Interpreting Grids of Binary Variables – The Data Story Guide

This article describes how to interpret summary grids of binary variables. It describes how to read the summary table, the underlying data, nets, and interpretation of statistical tests.

Reading grids of binary variables

The table below shows brand imagery for different cola brands. For example, we can see that 6% of people regard Coke as Feminine, 2% regard Coke as Health-conscious, etc.

The underlying data

The table above is a summary of 63 binary variables, which are shown in the table below. The first variable, Feminine, Coke records whether people thought Coke was a feminine brand (1) or not (0). Six percent (6%) of the data in the Feminine, Coke column of the table below are 1s, and consequently, 6% is shown for Coke and Feminine in the table above.

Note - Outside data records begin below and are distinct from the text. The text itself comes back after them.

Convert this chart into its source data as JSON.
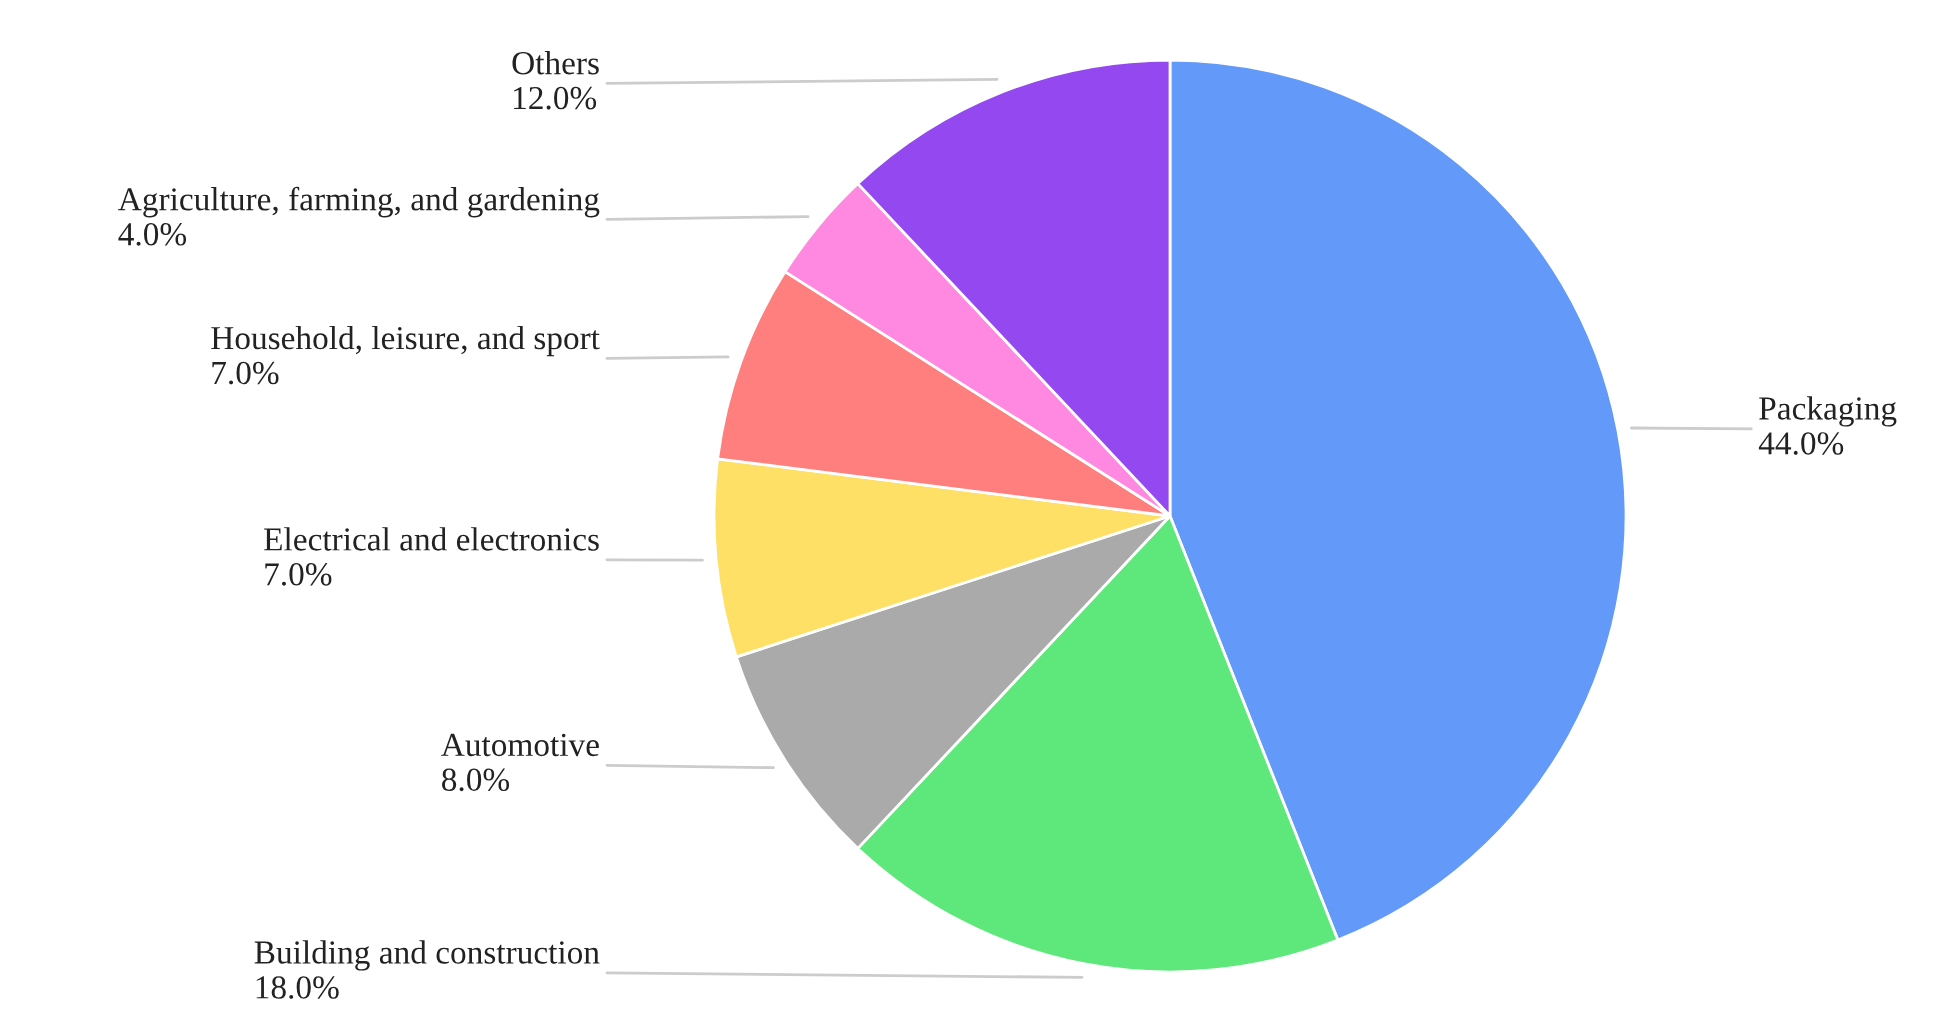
{
  "chart_data": {
    "type": "pie",
    "categories": [
      "Packaging",
      "Building and construction",
      "Automotive",
      "Electrical and electronics",
      "Household, leisure, and sport",
      "Agriculture, farming, and gardening",
      "Others"
    ],
    "values": [
      44,
      18,
      8,
      7,
      7,
      4,
      12
    ],
    "value_labels": [
      "44.0%",
      "18.0%",
      "8.0%",
      "7.0%",
      "7.0%",
      "4.0%",
      "12.0%"
    ],
    "colors": [
      "#6399f8",
      "#5ee87c",
      "#aaaaaa",
      "#ffe066",
      "#ff7f7f",
      "#ff88e0",
      "#9448f0"
    ],
    "legend": false
  }
}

If you scroll to the right in the table below you will see that it has a looped pattern, with the six brands and None of these appearing for each of the 9 brand personality attributes (Feminine, Health-conscious, Innocent, etc.). It is this consistent looped structure that allows the table to be efficiently displayed as a grid. Alternatively, the data could be represented as multiple response data, with a single column showing summarizing all 63 of the variables.

Nets on grids

The summary table is reproduced below. While it is a summary of 63 variables, this table shows 80 cells. The summary of the 63 variables is shown in the sub-table that excludes the NET row and column. The NET row and columns are derived from the 63 variables.

The bottom row of the table shows the net. This is not the total of the numbers above. Rather, it is the proportion of people to have indicated that at least one of the row categories is Feminine. The net for each column is 100% because everybody has either selected a brand or the None of these option.

The final column also shows a net, but in this case, only the final one is 100%. Looking at the Coke rows, the interpretation of the NET value is that 98% of people chose Coke for at least one of the brand personality attributes shown in the table.

The table below adds NET COKE and NET PEPSI as rows. These are not totals of the numbers above. Rather, they show the percentage of people to have data for any of the corresponding rows. For example, 72% for Feminine and NET COKE means that 72% of people selected one or more of Coke, Diet Coke, and Coke Zero as being Feminine.

Statistical tests

Consider the table below, which shows attributes associated with different tech brands. The first column, Easy to use, reveals that Google has a marginally worse score (58%) than Apple (59%). Yet, the significance test shows the score for Google is significantly high and the score for Apple is significantly low. This looks like a mistake, but it is not.

With simpler summary tables, statistical tests compare whether a number is higher or lower than the other numbers in the table (see Summary Tables in Survey Analysis). However, such tests are often not useful with grids, as typically our interest is more in understanding whether there is a relationship between the row and column categories, rather than if a specific value is above average or not.

The chart below plots the first two rows of the table above. What jumps out from this chart is that on all but one attribute, Apple has higher scores than Google. Apple's average score is 57 whereas Google's is 39. When viewed against this context, it becomes clear that the 58% Easy to use score is actually a good score for Google. When we look at the chart, we see that it is the second-highest score for Google, and is only marginally behind the best score of 59% for Innovative. Similarly, we can see that the 59% score for Apple is the third-lowest score.

The example of Google versus Apple emphasizes that we need to take row effects into account when interpreting a binary grid. (These are also known as brand effects in brand association tables, which is a technical term for a table comparing brands by attributes, like all the tables in this article). The table is reproduced again below. Note the Good customer service column. While the numbers in this column vary from 4% to 51%, none are marked as significant. This is because all the variation in these numbers is explainable by looking at the row effects. That is, once the difference between the rows (brands) are factored in, there is no difference between the brands in terms of customer service.

Just as row effects need to be factored into analyses, so do column effects. There are some columns that just have generally lower, or higher, scores, and this needs to be factored in when looking at analyses. We can see this by comparing the High quality versus Low prices column. A score of 40% for Google on High quality is significantly low, whereas 17% for Low prices is not significantly low. This is because the average High quality score is higher than the average Low prices score so when this is factored in, Google's score on High quality is disappointing, but the score on Low prices is on par with average.

The way that the significance tests are computed is as follows:

A log-linear model is used to compute and calculate the row and column effects.
The model is used to predict the expected score for each cell in the table under the assumption that the score in the cell of the table is entirely explained by the row and column effects. The Expected % scores are shown in the table below. We can see, for example, that Google's expected score for Easy to use is 46%.
Statistical tests (a score test) then compare the observed result (58%) with the expected result.